Can you post the syslog since the issue happened? You can sort the syslog with a specific time/date using journalctl e.g.:
Bash:
journalctl --since "2023-04-28 00:00" --until "2023-04-28 08:45" > /tmp/Syslog.log
You may have to change the date/time in the above command.

Can you also post the output of the bellow commands:

Bash:
ls /etc/pve
ls /etc/pve/nodes
# if the `ls` result that there are files in the above two commands do continue with:
cat /etc/pve/corosync.conf
cat /etc/pve/.members
pveversion -v

qm start 100
 
Hi,

How did the server disappear? Did you remove it from the cluster?
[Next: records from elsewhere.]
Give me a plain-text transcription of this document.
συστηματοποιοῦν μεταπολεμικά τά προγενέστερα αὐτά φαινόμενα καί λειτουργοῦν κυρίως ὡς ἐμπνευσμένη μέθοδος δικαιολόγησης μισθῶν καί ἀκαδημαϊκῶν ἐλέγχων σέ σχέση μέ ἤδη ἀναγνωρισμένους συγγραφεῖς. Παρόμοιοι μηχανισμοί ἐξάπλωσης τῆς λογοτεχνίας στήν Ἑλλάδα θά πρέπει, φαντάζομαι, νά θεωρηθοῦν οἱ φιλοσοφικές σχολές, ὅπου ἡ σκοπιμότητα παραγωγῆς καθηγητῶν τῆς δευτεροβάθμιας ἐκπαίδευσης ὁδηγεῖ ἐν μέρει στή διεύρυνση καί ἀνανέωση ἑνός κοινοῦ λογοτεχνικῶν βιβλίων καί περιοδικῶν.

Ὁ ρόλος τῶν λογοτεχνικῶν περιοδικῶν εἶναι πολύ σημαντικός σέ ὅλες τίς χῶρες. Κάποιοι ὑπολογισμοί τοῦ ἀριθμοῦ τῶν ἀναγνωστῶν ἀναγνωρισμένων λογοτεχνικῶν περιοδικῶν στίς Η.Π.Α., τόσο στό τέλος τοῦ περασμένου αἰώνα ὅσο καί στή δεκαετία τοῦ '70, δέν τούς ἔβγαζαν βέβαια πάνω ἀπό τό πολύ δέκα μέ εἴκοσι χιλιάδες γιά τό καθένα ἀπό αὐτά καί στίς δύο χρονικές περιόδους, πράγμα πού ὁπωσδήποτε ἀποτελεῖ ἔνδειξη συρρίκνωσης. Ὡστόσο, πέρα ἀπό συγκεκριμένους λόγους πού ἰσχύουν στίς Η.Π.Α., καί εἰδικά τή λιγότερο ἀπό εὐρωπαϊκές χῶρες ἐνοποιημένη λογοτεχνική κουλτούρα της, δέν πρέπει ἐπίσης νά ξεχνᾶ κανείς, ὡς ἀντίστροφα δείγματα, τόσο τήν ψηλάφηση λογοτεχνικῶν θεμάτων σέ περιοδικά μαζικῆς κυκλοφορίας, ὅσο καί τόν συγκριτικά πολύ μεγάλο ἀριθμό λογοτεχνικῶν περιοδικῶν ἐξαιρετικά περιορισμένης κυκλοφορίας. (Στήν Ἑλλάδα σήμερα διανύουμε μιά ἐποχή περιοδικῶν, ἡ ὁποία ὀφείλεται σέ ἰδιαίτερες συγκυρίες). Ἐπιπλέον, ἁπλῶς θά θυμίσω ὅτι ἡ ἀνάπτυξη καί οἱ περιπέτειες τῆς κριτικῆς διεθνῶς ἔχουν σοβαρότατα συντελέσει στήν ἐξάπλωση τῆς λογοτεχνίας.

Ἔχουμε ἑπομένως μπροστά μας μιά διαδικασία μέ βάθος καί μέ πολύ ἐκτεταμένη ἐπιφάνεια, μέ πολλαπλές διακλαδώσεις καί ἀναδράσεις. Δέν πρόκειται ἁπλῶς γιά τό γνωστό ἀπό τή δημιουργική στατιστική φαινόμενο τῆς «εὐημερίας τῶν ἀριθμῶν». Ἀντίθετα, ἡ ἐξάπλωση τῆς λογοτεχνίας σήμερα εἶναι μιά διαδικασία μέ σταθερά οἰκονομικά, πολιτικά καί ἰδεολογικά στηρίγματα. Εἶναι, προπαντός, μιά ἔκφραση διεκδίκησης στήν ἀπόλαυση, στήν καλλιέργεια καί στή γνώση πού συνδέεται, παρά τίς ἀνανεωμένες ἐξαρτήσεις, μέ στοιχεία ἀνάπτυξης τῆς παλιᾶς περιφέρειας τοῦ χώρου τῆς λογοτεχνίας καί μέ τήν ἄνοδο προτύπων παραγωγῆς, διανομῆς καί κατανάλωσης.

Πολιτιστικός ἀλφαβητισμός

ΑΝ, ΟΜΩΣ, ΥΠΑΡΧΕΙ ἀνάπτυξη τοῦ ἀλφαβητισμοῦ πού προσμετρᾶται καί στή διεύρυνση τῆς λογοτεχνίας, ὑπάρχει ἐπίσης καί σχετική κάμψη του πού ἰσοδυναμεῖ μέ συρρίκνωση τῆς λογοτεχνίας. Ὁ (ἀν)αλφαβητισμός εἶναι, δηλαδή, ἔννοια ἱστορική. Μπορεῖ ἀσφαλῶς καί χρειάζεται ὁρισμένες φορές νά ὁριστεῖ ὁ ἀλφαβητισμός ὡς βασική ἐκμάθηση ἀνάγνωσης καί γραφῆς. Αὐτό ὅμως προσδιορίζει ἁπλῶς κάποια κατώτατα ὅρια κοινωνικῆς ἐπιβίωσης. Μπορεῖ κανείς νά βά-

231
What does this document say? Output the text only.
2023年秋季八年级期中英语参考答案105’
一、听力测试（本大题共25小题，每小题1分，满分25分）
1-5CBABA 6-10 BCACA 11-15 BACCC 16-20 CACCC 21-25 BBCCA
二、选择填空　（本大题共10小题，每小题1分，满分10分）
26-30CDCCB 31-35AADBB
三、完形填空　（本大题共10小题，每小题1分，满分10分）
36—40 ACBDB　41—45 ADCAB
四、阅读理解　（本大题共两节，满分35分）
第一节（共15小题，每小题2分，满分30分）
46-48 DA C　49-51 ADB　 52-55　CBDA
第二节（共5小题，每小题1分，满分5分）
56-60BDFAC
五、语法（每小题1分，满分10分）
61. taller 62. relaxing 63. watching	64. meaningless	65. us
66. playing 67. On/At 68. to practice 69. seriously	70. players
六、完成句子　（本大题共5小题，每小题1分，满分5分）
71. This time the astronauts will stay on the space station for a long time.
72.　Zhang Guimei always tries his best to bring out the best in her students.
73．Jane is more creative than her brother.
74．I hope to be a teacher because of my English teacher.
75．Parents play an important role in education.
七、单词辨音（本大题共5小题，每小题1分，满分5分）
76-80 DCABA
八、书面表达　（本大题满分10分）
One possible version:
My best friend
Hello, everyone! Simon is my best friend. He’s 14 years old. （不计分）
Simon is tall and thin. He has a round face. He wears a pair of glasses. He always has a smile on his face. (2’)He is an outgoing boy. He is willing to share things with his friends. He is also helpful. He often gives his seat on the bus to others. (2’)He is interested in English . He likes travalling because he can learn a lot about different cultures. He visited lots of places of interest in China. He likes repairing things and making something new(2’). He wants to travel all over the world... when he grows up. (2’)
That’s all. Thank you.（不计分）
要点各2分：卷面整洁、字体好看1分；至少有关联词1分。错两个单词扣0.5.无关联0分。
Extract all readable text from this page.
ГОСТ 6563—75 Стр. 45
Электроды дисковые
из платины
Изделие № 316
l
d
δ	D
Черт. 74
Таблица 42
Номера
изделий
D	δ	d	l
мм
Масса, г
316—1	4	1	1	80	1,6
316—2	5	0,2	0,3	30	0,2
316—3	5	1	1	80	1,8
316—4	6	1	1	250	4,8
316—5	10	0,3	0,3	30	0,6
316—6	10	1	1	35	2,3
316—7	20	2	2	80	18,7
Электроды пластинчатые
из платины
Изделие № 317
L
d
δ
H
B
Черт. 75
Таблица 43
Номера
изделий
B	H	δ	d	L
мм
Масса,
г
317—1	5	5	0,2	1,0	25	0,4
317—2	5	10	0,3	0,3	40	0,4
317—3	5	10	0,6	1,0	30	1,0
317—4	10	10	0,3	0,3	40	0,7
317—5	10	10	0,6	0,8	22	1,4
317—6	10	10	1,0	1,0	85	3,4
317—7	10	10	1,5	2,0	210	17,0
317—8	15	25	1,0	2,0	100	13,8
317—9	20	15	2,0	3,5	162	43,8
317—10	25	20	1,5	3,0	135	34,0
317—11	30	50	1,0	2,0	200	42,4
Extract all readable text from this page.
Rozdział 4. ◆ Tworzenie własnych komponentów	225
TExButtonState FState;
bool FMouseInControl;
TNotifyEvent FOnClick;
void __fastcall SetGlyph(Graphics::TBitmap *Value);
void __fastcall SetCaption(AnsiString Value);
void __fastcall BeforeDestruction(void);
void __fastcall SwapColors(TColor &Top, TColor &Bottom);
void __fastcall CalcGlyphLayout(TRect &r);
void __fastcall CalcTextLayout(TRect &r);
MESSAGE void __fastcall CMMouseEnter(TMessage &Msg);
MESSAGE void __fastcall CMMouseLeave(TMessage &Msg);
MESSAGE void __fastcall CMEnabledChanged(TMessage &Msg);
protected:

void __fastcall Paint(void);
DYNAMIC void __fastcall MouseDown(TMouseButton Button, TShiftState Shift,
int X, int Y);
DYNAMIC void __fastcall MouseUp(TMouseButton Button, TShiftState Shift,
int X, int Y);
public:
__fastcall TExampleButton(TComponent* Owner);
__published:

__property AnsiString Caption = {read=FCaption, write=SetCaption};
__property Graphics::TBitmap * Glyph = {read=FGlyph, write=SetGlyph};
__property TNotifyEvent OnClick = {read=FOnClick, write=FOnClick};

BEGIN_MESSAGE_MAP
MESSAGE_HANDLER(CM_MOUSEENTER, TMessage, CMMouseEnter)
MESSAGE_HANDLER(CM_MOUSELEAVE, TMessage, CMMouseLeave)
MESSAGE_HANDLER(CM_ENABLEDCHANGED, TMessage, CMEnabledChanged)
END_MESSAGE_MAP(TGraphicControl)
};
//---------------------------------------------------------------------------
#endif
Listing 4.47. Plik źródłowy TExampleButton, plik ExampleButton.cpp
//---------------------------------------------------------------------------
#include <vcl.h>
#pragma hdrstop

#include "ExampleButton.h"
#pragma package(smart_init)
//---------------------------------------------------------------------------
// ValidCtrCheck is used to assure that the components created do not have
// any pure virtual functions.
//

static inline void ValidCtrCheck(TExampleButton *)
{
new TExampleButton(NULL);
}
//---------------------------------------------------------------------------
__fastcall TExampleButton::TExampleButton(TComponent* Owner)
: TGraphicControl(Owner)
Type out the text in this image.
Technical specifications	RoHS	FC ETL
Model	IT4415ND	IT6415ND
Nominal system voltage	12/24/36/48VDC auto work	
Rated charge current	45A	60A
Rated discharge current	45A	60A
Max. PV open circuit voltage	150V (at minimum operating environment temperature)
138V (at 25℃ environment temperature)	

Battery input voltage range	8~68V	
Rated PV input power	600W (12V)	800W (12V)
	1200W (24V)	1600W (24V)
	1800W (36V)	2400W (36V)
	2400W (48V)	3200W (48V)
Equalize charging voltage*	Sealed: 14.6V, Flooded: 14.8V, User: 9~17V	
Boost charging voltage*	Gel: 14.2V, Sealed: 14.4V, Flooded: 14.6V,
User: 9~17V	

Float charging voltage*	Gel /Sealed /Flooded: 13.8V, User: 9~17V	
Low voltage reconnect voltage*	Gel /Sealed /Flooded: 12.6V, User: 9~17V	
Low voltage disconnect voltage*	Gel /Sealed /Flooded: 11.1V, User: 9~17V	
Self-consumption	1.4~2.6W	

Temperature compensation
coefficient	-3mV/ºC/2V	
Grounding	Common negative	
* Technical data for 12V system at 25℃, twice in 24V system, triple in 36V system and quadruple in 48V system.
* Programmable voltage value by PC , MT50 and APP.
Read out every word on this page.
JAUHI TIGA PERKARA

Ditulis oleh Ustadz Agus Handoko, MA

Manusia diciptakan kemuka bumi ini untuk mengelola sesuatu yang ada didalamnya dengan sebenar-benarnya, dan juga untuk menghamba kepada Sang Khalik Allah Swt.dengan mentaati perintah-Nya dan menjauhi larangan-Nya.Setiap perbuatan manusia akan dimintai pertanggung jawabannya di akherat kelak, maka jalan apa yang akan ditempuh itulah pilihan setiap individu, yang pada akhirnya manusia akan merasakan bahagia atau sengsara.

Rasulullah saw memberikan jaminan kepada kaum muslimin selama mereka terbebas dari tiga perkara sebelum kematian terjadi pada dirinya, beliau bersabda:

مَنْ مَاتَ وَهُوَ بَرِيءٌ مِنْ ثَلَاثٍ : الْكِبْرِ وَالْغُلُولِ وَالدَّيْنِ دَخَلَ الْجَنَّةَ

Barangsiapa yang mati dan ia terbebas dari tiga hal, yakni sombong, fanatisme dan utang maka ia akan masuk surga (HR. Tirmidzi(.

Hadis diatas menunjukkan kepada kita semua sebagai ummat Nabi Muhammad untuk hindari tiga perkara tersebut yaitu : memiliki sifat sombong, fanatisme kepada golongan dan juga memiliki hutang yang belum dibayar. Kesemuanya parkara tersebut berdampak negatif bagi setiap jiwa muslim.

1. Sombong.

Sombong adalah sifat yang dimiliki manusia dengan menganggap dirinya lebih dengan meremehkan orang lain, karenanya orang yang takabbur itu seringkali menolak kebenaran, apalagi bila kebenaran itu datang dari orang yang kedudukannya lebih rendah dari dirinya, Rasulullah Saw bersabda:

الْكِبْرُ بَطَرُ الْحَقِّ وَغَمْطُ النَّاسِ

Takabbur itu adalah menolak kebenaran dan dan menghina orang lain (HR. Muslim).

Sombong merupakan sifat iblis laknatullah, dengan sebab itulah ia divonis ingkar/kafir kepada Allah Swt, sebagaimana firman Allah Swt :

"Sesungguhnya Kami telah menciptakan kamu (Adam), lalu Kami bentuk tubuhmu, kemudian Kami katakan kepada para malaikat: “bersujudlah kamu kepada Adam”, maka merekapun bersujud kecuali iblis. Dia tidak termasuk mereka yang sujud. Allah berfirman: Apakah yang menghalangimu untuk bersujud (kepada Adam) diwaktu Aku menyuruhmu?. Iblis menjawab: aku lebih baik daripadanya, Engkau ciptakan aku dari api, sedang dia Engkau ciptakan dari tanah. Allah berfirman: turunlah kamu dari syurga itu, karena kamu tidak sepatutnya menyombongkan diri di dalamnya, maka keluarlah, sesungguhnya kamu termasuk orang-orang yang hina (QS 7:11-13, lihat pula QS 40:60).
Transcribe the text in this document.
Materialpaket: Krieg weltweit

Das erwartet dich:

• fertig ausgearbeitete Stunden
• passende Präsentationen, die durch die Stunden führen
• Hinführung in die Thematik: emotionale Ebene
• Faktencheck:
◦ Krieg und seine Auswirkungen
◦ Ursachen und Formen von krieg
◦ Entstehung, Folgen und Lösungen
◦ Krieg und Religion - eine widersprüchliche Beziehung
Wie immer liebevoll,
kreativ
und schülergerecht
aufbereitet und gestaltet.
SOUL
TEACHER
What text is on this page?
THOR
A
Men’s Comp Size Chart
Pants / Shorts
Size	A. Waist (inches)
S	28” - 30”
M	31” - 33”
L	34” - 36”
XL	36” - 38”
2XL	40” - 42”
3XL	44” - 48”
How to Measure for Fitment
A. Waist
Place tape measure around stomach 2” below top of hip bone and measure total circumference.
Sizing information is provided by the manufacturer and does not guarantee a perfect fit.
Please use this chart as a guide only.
Can you post the syslog since the issue happened? You can sort the syslog with a specific time/date using journalctl e.g.:
Bash:
journalctl --since "2023-04-28 00:00" --until "2023-04-28 08:45" > /tmp/Syslog.log
You may have to change the date/time in the above command.

Can you also post the output of the bellow commands:

Bash:
ls /etc/pve
ls /etc/pve/nodes
# if the `ls` result that there are files in the above two commands do continue with:
cat /etc/pve/corosync.conf
cat /etc/pve/.members
pveversion -v

qm start 100
Hello,

I followed some instructions online on how to remove one from a cluster. ( I have two.)

As for the journalctl it outputs, "/tmp/syslog.log: No such file or directory. When I just run it without date or time it says this, "File is neither a device node, nor regular file, nor executable: /tmp/syslog.log"


1682715913889.png
1682715939318.png
1682715975817.png
1682716051038.png
1682716003232.png
1682716098594.png
 
Last edited:
Hello,

Thank you for the outputs!

Still the syslog is important to narrow down the issue. However, in the cat /etc/pve/.members shows that the only `saturn` node is in a cluster, and the qm start 100 says that there are no quorm in your cluster. Have you tried to restart the corosync and pve-cluster services?
Bash:
systemctl restart corosync.service
systemctl restart pve-cluster.service

You can use `pvecm expected 1` [0] command if you want to start the VM.

[0] https://pve.proxmox.com/pve-docs/pve-admin-guide.html#_quorum
 
I have tried to restart the services. I have now run into a another problem. When I try to log into the shell it says, "TASK ERROR: command '/usr/bin/termproxy 5901 --path /nodes/saturn --perm Sys.Console -- /bin/login -f root' failed: exit code 1"